Abstract

Jet noise during the lift-off of a launch vehicle is complicated by the simultaneous flow of multiple jets, and their deflection by jet deflectors. Further, the presence of the launch pedestal, the service structure, and the moving vehicle itself, act as reflecting surfaces, which contribute to the noise environment. The present work involves the suppression of noise as measured at different parts of the launch vehicle in a small-scale replica of a full launch pad, for different locations of the vehicle along its vertical lift-off trajectory. The primary source of noise is the two jets emerging from the base of the launch vehicle at a Mach number of 3.38. Noise is suppressed by water injection at different locations in the launch pad such as the upstream and downstream edges of the jet deflector cover-plate, bottom and top of the launch pedestal, and at two different locations on the service structure. The effect of staged injection of water, i.e., without and with injection at different heights relative to the position of the jets, as the vehicle is at different locations in its trajectory, is examined. It is found that sustained suppression of noise is obtained only with injection of water in successive stages closer to the nozzle exit, as the jet position is moved up. The effect of angle of injection of water is investigated to verify previously reported results that an injection angle of 60°, i.e., along the flow, is superior to injection at 90° to the jet.

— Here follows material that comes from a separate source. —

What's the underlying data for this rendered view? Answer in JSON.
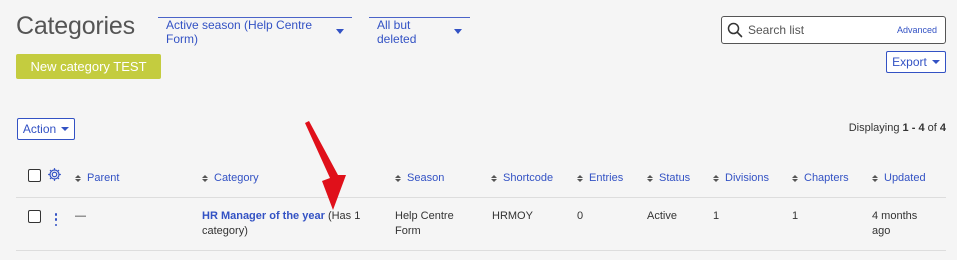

The effect of injection pressure shows an optimum that supports the effective atomization of the injected water jets into droplets due to shear by the gas jet flow. Investigation with hot jets shows increased noise levels by at least ~2 dB relative to cold jets of nearly the same nozzle-exit Mach number. However, an increased reduction of noise by water injection is apparent with hot jets. The reduction is nearly independent of the jet temperature in the 600-900 K range. The present results collectively confirm the qualitative applicability of different previous studies on single free jets to the complicated launch vehicle noise scenario.